The high costs and slow deployment rates of floating offshore wind deployment hinder the fulfilment of the 50GW UK target for offshore wind by 2030. Changes such as standardisation and mass production are urgently needed, with currently around 100 different floating offshore wind turbine designs and a lack of convergence on the best way forward. Classification societies, such as DNV-ST-0119, imply that defining environmental classes could help reduce costs. It may be more cost effective to design floating offshore wind turbine systems for a single class of environmental conditions, rather than site-specific ones. Overengineered but standardised, mass produced systems, could be cheaper than bespoke designs. This approach could also save the time and cost required to collect specific local data for every project.

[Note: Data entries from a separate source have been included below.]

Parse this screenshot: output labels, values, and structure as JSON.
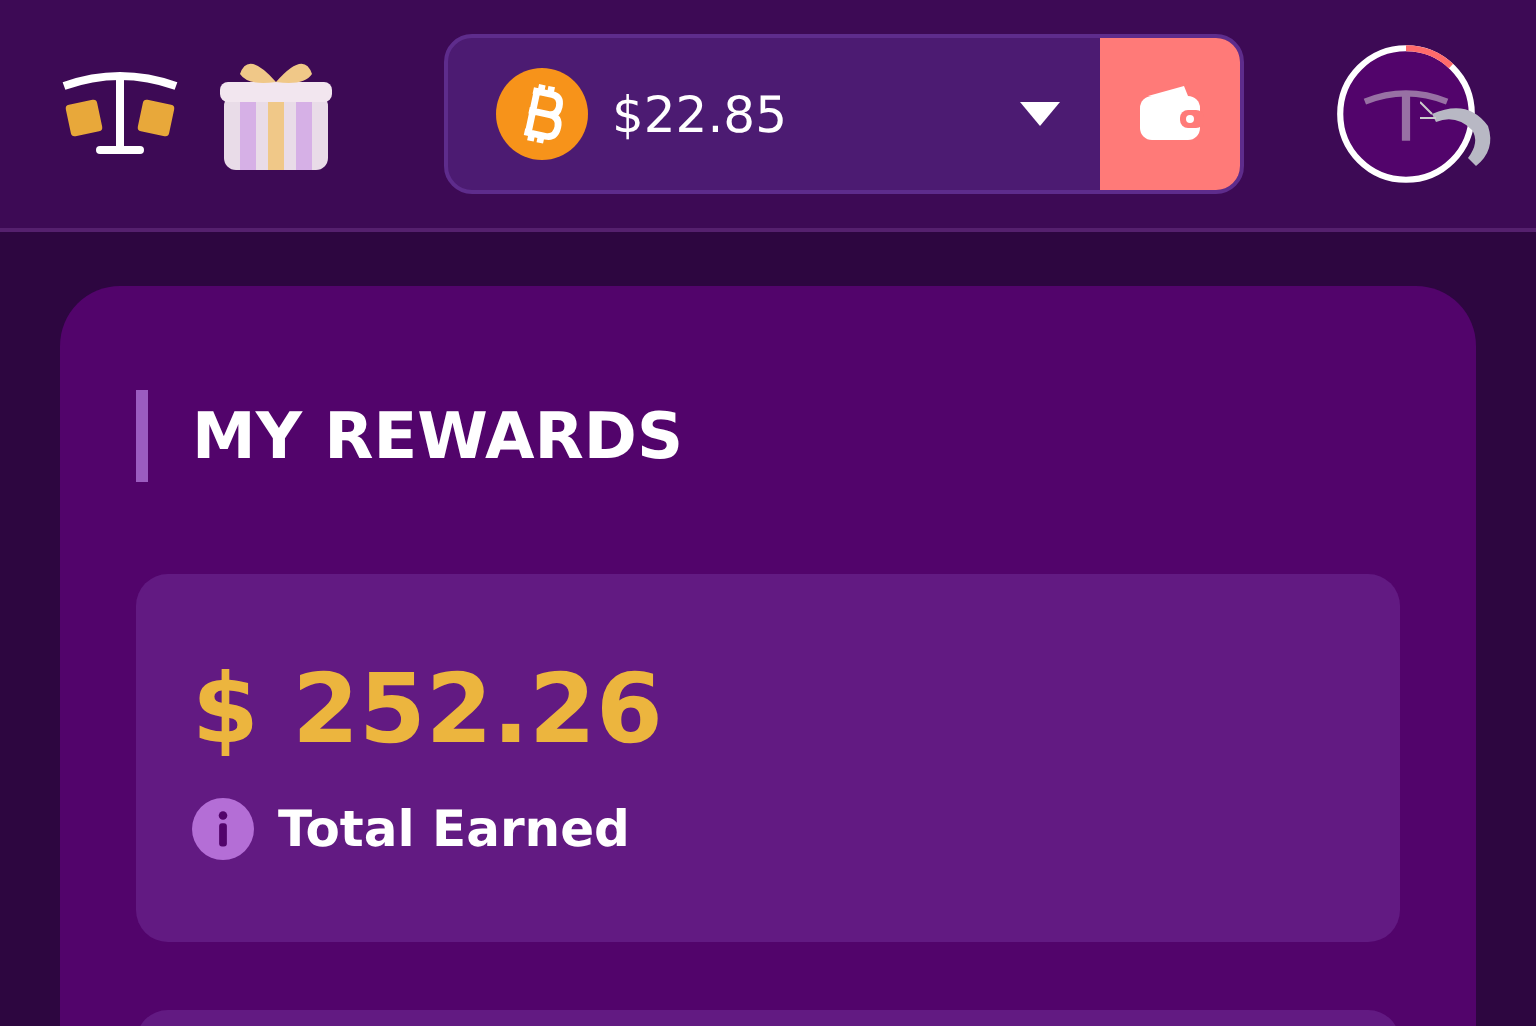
{
  "header": {
    "balance": {
      "amount": "$22.85"
    },
    "avatar": {
      "level": 0.12
    }
  },
  "rewards": {
    "title": "MY REWARDS",
    "total": {
      "amount": "$ 252.26",
      "label": "Total Earned"
    }
  }
}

The widely accepted “wind turbine class” system (IEC61400-1) partially achieves this, defining a finite set of wind conditions, allowing the WTG OEM to focus on a limited set of wind turbine rotor-nacelle assembly designs. However, a similarly accepted approach incorporating other environmental conditions does not yet exist.
The project aims to develop a methodology to define a simple, usable environmental class via state-of-the-art metocean condition analysis methods, floating support structure design approaches, and stakeholders’ feedback.